Client work took me to North Germany to the shipyards of Howaldtswerke-Deutsche Werft (HDW) in Kiel and Thyssen Nordseewerke (TNSW) in Emden. Both are key members of the German Submarine Consortium (GSC). Others are the Ingenieurkontor Lubek (IKL) design bureau and the giant Ferrostaal trading company. Over the past 30 years, members of GSC have delivered 122 submarines to 16 navies, with 95 built in Germany and 27 assembled in other countries from kits provided by the shipyards. The GSC today represents a total of 140 years of submarine design and construction experience.
Latest-design diesel submarines offer a surprising array of technical advancements. Probably the most important is an air-independent-propulsion (AIP) option. AIP systems supplement the electric battery for submerged operations.
Navies want better submarines, but nuclear power is prohibitively expensive and straight diesel-electric systems have severely limited submerged endurance. For more than 15 years, HDW and Thyssen have worked at research-and-development programs for two different types of AIP systems. HDW and Siemans Electric perfected the "polymer electrolyte membrane" fuel cell, while Thyssen developed the closed-cycle diesel. Extensive laboratory testing for prototypes of both systems culminated in at-sea operations on board the ex-German Navy submarine U-1. Now both companies offer off-the-shelf AIP options for new-construction diesel submarines. Adding AIP increases the submarine costs by less than 15%. The systems can be sized for a wide variety of submarines and also retrofitted into existing diesel-electric submarines.
HDW's fuel cell uses liquid oxygen (LOX) and hydrogen as reactants to produce electricity from the cell. Hydrogen is stored in a metal-hydride matrix, with it and the LOX carried outside the single-compartment pressure hull. The submarine is equally quiet operating on the battery or AIP. A fuel cell does not have a high rate of energy delivery, so high speed (greater than 8 knots) requires using the battery for sprinting. Then while drifting the fuel cell tops up the battery.

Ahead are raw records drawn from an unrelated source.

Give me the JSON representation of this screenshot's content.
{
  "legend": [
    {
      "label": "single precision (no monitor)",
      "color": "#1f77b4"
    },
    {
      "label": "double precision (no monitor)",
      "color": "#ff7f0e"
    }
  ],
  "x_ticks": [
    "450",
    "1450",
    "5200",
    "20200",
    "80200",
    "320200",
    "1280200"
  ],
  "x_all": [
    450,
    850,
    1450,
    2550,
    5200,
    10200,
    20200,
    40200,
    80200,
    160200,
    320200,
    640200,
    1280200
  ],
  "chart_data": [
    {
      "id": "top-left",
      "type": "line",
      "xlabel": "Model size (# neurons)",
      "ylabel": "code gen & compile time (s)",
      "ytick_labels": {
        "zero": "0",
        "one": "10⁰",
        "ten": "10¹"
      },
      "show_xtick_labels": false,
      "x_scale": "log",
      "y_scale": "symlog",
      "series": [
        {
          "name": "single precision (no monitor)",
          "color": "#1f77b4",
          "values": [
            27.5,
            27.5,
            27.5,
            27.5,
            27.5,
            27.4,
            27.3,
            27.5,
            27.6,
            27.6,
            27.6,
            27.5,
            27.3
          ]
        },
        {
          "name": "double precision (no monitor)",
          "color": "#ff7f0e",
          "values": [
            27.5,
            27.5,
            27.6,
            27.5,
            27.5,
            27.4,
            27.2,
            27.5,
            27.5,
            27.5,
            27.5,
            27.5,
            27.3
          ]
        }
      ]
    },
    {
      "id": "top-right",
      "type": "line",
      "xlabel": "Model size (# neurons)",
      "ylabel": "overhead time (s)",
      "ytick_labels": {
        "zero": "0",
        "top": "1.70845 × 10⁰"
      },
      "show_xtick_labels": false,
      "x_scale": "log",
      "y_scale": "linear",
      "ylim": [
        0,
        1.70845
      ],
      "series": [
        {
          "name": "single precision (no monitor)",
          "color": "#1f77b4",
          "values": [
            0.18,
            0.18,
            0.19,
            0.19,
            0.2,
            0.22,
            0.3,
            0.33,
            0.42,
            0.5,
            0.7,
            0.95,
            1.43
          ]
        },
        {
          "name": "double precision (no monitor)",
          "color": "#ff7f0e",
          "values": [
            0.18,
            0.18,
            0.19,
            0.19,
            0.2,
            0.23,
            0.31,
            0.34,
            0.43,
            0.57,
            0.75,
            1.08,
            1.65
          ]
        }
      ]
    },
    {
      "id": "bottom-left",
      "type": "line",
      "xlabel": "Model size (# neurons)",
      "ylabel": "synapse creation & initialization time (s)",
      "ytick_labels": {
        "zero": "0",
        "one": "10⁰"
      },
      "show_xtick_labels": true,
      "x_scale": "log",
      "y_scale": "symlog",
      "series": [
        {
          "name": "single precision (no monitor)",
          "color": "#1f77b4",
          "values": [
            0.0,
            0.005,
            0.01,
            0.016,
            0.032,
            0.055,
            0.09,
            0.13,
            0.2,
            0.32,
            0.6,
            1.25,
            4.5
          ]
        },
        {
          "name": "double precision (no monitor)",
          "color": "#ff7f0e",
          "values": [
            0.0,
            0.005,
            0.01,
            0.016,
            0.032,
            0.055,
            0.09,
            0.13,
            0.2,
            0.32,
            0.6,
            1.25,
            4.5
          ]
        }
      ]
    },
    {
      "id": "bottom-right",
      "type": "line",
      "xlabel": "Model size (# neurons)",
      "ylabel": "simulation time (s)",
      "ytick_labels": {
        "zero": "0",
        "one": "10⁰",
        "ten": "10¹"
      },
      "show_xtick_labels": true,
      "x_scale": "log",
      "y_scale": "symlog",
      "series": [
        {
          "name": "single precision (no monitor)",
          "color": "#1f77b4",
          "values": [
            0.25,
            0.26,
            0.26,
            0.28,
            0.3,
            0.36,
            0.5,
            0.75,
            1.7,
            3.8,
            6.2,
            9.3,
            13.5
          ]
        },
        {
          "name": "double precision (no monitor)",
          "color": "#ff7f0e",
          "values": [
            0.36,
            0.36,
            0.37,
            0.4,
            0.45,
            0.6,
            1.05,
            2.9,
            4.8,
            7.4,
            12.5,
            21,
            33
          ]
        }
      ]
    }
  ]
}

The Thyssen closed-cycle diesel system operates a conventional diesel engine using liquid oxygen, argon gas, and diesel fuel. Basically the closed-cycle system "manufactures" air from the oxygen and argon to burn the diesel fuel. Then the exhaust gas is scrubbed to separate the carbon monoxide and carbon dioxide (which are soluble in seawater) and it is exhausted overboard, using a valving system that is depth-insensitive. The inert argon provides the proper density for the manufactured air and is recovered almost entirely during the cycle. Tests on the ex-U-1 showed that this system was extremely quiet during submerged operations. The closed-cycle diesel is somewhat less costly than the fuel cell system.
The latest from the GSC is the remarkable Type-212 class. In development since 1994, the first will go into service with the German Navy in 2003, as their first hybrid submarine. The fuel cell AIP system will be standard, together with a more conventional diesel-electric propulsion system. The design goal is to permit submerged cruising for up to 3,000 miles at 4 knots. This means the Type-212 can remain submerged and quiet for more than a month.
Four Type-212s will be built for the German Navy, two each by HDW and Thyssen. Italy will build two (with an option for two more) at the Fincantieri Shipbuilding Company, using drawings provided by German Submarine Consortium. Other navies are interested in this submarine, though their identities are kept confidential at this time. The approximate unit price of a Type-212 is a budget-friendly $250 million.
In addition to the advanced propulsion system, the Type-212 will have several other important technical features. Its main propulsion motor will be a slow-turning, direct drive permanent magnetic alternating current motor developed by Siemens. It is about half the size of a similar rated direct-current motor. Austenitic steel will be used for the pressure hull making it virtually non-magnetic, a development that HDW and Thyssen have been working on for nearly 30 years. Also, every item put on board is made as non-magnetic as possible. A completely integrated ship control, navigation, and weapon system permits highly automated operations-so the 1,350 ton Type-212s can operate with a crew of only 24. Six forward torpedo tubes are operated by a virtually noiseless water-ram hydraulic expulsion system, which permits firing of torpedoes or encapsulated missiles—even when the submarine is bottomed.
Germany is not alone in offering AIP options. Other classes are: France's Agosta; Holland's Walrus; Russia's Kilo "Design 626" (and upcoming Amur), and Sweden's Gotlands. Not all use the fuel cell or closed-cycle diesel for their AIP systems. Sweden's three Gotlands use a Stirling cycle engine as standard equipment, while the French offer the Mesma steam turbine system with LOX and ethanol as the reactants. Pakistan will join the ‘AIP fraternity' when the last of its three, Frenchbuilt Agosta-class submarines is delivered. It will have the French Mesma AIP.
Introduction of the Type-212 class in 2003 will most certainly force the world's naval planners to reconsider seriously the diesel submarine theat. Perhaps the U.S. Navy should procure an ‘aggressor squadron' of Type-212s, to learn how to counter a truly sneaky diesel boat.